Metastatic Cancer Patient's Honest Struggle with 'How Are You?'
The Painful Truth Behind 'How Are You?' for Cancer Patients

For many, the question "How are you?" is a simple social nicety. But for individuals facing serious illness, it can become a deeply complex and painful conversational minefield. This is the reality explored by Mark Cottle, a man living with metastatic prostate cancer, who has shared his personal struggle with this everyday ritual.

The Dilemma of the Daily Greeting

Mark Cottle, from Maesygwartha in Monmouthshire, explains how his diagnosis transformed a routine exchange. In Britain, the expected reply to "How are you?" is often a breezy "Oh, not bad…" or similar. However, when facing a life-altering condition like metastatic prostate cancer, where the prognosis is serious, that polite fiction becomes a source of internal conflict.

Cottle finds himself torn between what he calls "the dishonesty of the ritual reply and the full truth." Delivering the unvarnished reality of his situation feels inappropriate as a response to a casual, well-meaning greeting, yet the standard upbeat answer feels fundamentally untrue.

Developing a 'New Normal' Response

To navigate this daily challenge, Cottle has developed a more nuanced way of communicating. He has crafted a response that offers a measure of honesty while being socially manageable. His go-to phrase is now "All right today." He uses this specifically on days when he is managing reasonably well within the overarching context of his illness.

This careful phrasing acknowledges the present moment without making false promises about the future. Cottle consciously tries to gauge his responses relative to his "new normal," the altered baseline of his life with cancer. On genuinely difficult days, he admits it remains a struggle to find the right words.

The Importance of 'Today'

A crucial element of Cottle's approach is the deliberate inclusion of the word "today." Even on occasions when he experiences joyous events or upbeat feelings, allowing him to offer a more buoyant "Pretty good today," he always appends that temporal qualifier.
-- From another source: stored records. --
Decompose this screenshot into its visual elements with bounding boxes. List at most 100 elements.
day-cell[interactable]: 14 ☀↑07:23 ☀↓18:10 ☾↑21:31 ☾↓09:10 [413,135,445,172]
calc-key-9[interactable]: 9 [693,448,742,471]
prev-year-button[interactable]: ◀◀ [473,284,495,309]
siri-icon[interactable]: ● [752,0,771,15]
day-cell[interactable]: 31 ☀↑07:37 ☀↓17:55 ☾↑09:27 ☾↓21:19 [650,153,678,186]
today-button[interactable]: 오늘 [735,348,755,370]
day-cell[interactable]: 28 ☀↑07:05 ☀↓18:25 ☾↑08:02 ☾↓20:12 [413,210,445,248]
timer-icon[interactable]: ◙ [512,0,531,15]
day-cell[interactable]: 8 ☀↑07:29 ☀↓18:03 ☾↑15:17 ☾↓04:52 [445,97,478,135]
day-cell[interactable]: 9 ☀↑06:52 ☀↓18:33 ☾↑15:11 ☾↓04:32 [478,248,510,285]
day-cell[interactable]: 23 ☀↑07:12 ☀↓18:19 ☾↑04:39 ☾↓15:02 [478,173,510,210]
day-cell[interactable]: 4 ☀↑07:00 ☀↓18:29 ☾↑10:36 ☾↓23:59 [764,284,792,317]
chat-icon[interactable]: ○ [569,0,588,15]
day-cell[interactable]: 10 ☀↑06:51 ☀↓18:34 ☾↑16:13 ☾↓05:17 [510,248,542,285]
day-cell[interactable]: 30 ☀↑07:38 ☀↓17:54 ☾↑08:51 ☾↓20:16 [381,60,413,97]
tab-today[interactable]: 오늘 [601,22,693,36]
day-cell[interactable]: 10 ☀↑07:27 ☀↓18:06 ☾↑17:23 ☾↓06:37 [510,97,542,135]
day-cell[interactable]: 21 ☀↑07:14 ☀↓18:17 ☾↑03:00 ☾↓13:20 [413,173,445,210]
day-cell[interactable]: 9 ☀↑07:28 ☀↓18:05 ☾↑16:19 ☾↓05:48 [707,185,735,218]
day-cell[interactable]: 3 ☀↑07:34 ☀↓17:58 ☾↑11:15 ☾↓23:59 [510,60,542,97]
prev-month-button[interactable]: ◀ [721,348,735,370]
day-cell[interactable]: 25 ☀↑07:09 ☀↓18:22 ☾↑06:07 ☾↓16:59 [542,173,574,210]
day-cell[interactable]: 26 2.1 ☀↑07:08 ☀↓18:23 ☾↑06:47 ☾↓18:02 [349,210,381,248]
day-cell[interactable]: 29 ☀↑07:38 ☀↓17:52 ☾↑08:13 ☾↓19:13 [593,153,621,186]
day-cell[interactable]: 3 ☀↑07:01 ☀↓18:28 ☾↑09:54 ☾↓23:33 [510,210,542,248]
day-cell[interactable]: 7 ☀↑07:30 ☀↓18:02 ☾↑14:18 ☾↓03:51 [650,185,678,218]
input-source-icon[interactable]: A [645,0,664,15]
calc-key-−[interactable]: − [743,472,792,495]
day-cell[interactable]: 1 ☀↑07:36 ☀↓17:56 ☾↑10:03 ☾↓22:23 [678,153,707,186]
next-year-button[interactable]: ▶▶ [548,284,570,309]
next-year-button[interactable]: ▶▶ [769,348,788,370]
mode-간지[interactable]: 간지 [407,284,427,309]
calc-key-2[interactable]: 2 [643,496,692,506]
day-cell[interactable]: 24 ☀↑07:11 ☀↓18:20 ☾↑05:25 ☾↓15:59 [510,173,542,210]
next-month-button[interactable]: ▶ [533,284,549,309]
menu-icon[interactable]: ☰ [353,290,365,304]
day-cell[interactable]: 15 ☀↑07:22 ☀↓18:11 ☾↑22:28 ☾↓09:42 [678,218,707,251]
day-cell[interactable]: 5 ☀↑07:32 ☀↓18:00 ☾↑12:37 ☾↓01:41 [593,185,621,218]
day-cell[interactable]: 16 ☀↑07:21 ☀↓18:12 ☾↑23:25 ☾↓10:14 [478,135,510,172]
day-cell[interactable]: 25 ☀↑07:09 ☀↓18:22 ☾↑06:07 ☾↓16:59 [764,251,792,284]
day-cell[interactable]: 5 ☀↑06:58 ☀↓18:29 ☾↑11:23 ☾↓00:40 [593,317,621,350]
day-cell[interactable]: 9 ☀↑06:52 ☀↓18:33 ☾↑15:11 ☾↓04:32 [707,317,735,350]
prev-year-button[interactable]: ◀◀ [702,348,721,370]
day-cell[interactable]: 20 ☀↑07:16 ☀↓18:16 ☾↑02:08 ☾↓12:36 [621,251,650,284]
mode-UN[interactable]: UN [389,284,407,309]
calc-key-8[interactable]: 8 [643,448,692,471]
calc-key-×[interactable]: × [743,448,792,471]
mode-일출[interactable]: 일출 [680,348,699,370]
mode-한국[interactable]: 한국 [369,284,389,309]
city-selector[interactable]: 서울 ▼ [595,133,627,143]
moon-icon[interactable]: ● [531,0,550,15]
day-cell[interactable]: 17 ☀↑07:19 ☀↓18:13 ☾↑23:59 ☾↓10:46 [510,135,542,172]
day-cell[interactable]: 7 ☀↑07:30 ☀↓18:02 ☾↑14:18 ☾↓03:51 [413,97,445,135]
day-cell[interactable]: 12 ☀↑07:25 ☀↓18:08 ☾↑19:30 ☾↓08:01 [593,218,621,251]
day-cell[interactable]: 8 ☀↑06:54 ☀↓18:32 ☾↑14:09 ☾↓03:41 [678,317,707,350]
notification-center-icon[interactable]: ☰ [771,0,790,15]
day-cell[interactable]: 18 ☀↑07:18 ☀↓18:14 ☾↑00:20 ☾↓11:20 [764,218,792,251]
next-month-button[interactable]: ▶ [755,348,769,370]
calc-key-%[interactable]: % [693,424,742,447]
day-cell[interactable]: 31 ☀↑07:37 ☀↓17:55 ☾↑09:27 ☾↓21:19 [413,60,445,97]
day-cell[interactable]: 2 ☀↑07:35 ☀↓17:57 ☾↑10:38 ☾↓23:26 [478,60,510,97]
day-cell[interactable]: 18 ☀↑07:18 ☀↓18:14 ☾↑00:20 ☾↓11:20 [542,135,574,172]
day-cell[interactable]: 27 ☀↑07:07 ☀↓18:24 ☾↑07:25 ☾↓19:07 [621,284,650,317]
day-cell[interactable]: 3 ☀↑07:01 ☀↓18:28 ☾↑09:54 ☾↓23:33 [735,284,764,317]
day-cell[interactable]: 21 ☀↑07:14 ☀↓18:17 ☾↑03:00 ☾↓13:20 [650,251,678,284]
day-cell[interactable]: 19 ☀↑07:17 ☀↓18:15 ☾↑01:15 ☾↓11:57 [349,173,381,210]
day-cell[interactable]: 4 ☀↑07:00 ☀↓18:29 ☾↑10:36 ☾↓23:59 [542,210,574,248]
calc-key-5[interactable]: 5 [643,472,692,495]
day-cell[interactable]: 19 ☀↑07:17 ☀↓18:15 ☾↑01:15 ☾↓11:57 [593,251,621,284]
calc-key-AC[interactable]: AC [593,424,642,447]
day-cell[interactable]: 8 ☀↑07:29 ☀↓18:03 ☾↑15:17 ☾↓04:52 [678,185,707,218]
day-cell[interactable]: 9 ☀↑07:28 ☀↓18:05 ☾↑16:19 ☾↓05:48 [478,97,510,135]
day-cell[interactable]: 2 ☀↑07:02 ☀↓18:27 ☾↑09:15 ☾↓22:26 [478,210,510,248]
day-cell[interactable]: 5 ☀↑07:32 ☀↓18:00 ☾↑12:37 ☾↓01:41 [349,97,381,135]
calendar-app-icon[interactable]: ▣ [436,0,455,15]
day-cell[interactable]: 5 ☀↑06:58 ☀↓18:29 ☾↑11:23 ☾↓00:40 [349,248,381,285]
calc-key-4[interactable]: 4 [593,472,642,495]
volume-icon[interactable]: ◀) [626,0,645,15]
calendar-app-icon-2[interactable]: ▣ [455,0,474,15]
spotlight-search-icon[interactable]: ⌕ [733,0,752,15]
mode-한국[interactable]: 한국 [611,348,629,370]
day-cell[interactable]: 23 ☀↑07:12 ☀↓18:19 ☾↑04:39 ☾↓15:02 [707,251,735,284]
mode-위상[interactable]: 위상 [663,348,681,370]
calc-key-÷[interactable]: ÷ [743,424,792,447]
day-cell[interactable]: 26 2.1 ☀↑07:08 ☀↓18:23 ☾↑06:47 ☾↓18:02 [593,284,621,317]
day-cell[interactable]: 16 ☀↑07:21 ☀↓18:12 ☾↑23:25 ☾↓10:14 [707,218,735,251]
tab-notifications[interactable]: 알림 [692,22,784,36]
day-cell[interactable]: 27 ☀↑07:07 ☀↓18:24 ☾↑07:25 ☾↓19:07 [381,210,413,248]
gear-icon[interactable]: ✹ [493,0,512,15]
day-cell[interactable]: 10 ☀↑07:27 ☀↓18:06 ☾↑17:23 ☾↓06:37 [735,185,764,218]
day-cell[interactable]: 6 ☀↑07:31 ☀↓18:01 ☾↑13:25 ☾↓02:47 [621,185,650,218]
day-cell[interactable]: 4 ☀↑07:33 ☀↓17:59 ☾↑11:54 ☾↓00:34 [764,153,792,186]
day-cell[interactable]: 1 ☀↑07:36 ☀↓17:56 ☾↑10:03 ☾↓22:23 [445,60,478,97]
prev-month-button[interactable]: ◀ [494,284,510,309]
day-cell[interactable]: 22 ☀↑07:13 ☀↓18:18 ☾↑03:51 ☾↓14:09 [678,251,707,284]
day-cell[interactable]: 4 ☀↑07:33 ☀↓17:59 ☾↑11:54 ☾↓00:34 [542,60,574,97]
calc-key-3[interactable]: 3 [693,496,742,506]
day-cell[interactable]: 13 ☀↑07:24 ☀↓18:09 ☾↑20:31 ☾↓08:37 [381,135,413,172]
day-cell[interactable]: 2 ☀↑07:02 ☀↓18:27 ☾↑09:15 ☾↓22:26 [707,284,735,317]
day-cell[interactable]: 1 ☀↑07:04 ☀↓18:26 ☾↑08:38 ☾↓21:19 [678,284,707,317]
This is, he states, "a matter of honesty about the future." It is a small but significant linguistic tool that allows him to be truthful about the present moment while implicitly acknowledging the uncertainty and challenges that lie ahead with metastatic disease. His experience echoes that of Carolin Würfel, whose article on a similar theme prompted his letter to the Guardian.

Cottle's insight sheds light on the broader psychological and social challenges faced by those with chronic or terminal illnesses. It highlights how everyday language can become fraught with meaning and how individuals must often develop sophisticated personal strategies to maintain both their integrity and their social connections. His story is a powerful reminder of the complex human reality behind a simple question.